Alors justement, je ne voulais pas forcément parler du Liban tout de suite, mais allons sur le terrain libanais. On a appris qu'un militaire israélien avait été tué au Liban. On a appris ça aujourd'hui. Est-ce qu'il n'y a pas un risque que l'armée israélienne s'essouffle ? Il y a le front libanais, il y a l'Iran, il y a aussi la guerre à Gaza contre les terroristes du Hezbollah qui se poursuit. Est-ce que l'armée israélienne, il n'y a pas un risque à un moment donné d'un potentiel épuisement ?

2:55
Invité

Vous savez, c'est une guerre que nous menons depuis deux ans et demi. Nous sommes en guerre depuis deux ans et demi, alors nous aurions dû être déjà épuisés depuis longtemps, malheureusement. Bien sûr, c'est très difficile pour la société. C'est très difficile pour la société parce que chacun d'entre nous a quelqu'un qui combat, qui est lié à ce qui se passe directement sur le terrain. Et donc oui, c'est difficile, mais d'un autre côté, ce n'est pas que nous avons vraiment d'autres options.

3:19
Présentateur

Bien sûr.

3:19
Invité

C'est-à-dire que les Iraniens disent d'une façon très claire qu'ils veulent nous exterminer, c'est-à-dire pas le régime iranien disait d'une façon très claire qu'ils voulaient nous exterminer et développer les capacités de le faire. Le Hezbollah nous a attaqué, ce n'est pas que nous avons nous attaqué le Liban. Le Hezbollah nous a attaqué, donc nous avons répondu. Nous sommes obligés de mener cette guerre parce que nous nous défendons. Et le Hamas aussi, 7 octobre, le massacre le plus terrible du 7 octobre, a tout commencé. Alors donc, ce n'est pas que nous avons choisi de mener ces guerres.

3:50
Présentateur

Malgré les pucements, ce que vous nous dites ce matin, c'est que vous n'avez pas le choix en fait.

3:54
Invité

Nous n'avons pas le choix et donc, à cause du fait que, vous savez, Golda Meir avait dit une fois dans un de ses discours que quoi qu'il arrive, Israël n'a pas, les Juifs sont là pour rester, Israël ne pourra pas disparaître parce que nous n'avons pas où aller. Et c'est clair. Alors donc, vous savez, nous sommes comme un peuple à coller. Et donc, nous n'avons rien d'autre à faire que combattre et gagner ces guerres, ce que nous faisons.

4:22
Présentateur

Concernant les frappes israéliennes au Liban, j'ai écouté les déclarations de Jean-Yves Le Drian, ancien ministre des Affaires étrangères d'Emmanuel Macron, ministre de la Défense au François Hollande, qui accuse le Hezbollah de faire passer l'Iran avant le Liban, mais il critique aussi quand même Jean-Yves Le Drian certaines frappes israéliennes qui seraient disproportionnées. Est-ce que vous assumez toutes les frappes israéliennes au Liban ?

4:47
Invité

Oui, oui, tout à fait. Elles ne sont pas disproportionnées, non. Il est clair que chaque cible qui est attaquée au Liban est liée de façon directe au Hezbollah, est liée de façon directe même aux opérations du Hezbollah. Que ce soit par exemple des cibles financières qui sont liées au financement des opérations du Hezbollah, que ce soit liée à des personnes qui travaillent pour la télévision du Hezbollah, qui envoient en arrière vers le Hezbollah les locations des forces israéliennes, que ce soit des terroristes qui sont directement liés, qui sont dans les voitures, etc. Le fait que c'est présenté d'une façon différente des fois par certains médias ne fait pas de cela une vérité.

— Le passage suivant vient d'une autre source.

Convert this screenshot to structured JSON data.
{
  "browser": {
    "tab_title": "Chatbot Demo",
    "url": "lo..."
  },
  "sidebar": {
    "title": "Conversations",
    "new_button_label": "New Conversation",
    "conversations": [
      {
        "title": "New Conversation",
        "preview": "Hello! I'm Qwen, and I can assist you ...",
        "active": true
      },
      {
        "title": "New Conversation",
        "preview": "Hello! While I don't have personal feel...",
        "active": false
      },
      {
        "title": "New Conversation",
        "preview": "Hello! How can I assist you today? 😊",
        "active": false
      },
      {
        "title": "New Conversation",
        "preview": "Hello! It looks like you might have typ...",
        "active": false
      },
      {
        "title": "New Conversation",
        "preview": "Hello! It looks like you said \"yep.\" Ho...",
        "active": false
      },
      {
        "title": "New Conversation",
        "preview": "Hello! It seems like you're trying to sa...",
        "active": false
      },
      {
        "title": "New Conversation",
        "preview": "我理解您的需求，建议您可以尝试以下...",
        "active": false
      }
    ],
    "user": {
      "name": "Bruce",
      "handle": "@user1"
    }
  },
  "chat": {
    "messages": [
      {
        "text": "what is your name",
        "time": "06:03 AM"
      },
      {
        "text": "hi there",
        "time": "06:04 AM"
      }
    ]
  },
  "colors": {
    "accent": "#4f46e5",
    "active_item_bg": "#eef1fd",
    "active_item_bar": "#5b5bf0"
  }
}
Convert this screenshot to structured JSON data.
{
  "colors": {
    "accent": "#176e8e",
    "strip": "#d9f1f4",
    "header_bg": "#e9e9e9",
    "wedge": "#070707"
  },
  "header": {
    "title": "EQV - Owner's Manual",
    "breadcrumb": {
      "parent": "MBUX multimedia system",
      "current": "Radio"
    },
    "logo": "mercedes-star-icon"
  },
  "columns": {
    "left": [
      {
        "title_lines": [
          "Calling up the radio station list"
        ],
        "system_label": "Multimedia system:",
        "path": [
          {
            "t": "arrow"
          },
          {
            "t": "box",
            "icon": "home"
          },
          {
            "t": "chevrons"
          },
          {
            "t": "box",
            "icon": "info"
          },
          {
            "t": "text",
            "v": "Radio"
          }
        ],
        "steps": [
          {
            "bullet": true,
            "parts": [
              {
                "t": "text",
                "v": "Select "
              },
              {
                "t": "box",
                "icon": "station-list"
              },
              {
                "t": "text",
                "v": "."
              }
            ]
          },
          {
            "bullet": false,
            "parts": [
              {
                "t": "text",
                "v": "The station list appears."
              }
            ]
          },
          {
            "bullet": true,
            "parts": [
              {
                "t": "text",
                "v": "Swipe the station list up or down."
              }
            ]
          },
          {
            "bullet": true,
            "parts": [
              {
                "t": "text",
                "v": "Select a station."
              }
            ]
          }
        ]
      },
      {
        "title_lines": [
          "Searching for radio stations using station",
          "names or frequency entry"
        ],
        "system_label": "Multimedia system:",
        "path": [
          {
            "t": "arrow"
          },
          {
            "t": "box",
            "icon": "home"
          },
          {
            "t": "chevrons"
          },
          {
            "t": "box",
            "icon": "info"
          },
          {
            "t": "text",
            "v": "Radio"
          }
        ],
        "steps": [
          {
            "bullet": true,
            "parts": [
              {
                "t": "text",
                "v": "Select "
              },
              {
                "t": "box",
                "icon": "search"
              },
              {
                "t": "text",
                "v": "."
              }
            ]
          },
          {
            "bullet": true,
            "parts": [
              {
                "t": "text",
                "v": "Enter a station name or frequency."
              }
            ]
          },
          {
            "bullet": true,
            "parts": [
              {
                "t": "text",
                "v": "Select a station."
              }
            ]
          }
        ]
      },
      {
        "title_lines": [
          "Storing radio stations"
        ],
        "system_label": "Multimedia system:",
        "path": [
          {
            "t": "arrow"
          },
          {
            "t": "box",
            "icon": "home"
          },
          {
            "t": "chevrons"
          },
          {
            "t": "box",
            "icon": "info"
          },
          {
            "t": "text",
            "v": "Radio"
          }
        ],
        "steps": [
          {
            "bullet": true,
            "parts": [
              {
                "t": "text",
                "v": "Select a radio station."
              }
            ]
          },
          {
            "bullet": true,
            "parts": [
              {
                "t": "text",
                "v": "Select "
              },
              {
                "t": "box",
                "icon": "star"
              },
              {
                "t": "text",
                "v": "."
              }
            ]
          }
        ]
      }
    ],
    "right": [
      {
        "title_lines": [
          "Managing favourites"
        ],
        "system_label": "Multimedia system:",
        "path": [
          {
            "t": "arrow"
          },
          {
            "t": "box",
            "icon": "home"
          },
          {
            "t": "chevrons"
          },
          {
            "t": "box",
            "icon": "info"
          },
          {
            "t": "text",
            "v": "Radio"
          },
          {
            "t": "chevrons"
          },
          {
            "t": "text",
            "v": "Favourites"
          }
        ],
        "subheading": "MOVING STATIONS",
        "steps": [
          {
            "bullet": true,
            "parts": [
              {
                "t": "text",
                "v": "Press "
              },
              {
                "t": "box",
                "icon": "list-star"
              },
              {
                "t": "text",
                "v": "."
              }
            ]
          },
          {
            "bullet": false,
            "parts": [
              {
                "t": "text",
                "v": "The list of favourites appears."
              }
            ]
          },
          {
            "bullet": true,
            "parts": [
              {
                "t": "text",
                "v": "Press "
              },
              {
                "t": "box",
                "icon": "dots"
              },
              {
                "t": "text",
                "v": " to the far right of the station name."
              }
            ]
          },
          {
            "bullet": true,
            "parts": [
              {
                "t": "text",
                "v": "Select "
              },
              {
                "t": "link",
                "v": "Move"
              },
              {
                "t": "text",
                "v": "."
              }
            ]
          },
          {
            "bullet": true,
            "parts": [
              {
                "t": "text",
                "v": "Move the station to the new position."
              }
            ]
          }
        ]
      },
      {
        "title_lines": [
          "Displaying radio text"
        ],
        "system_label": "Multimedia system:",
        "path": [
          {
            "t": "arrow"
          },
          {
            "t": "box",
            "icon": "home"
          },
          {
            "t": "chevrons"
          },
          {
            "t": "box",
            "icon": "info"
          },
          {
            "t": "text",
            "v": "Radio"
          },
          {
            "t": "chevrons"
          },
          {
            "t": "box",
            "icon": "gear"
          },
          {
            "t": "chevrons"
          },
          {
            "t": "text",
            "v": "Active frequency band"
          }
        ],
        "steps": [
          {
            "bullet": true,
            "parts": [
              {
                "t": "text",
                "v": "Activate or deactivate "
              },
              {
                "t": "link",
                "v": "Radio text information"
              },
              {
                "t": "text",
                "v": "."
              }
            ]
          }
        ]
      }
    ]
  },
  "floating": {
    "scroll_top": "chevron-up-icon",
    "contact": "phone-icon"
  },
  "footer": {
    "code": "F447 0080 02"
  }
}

Nous avons vu pendant ces deux dernières années, dans ces deux ennemis il faut dire, énormément de fois où les médias ont d'abord accusé Israël d'avoir fait certaines choses. Je vous donne l'exemple le plus connu. Ce fameux hôpital qui avait soi-disant été attaqué par Israël avait 500 morts et finalement on avait découvert après quelques jours que c'était attaqué par un missile du djihad islamique palestinien et qu'il y avait à peine un ou deux morts. Mais par contre les médias nous avaient attaqué, nous avaient accusé d'avoir fait ce... Alors c'est la même chose. Alors malheureusement, le Drian et d'autres utilisent les rapports médiatiques qui sont souvent faux.

6:10
Présentateur

Et peut-il y avoir vraiment, certains auditeurs d'Europe 1 se posent peut-être la question ce matin, une guerre contre des terroristes du Hezbollah sans que de civils au passage malheureusement soient là au mauvais endroit, au mauvais moment ?

6:25
Invité

C'est exactement la question qu'il faut se poser. Malheureusement, j'en parlais en venant ici. C'est exactement la question qu'il faut se poser. Une guerre n'est pas quelque chose de stérile, n'est pas quelque chose de propre, malheureusement. Et encore une fois, c'est une guerre qui nous a été imposée. Nous ne l'avons pas demandé, c'est bien au contraire. Nous avons averti le Liban et le Hezbollah de ne pas rentrer dans cette guerre. Ce serait une erreur terrible. Il n'y a pas de guerre contre une relation théoriste qui se cache derrière la population civile, qui peut être une guerre stérile. Comme le Hamas à Gaza notamment.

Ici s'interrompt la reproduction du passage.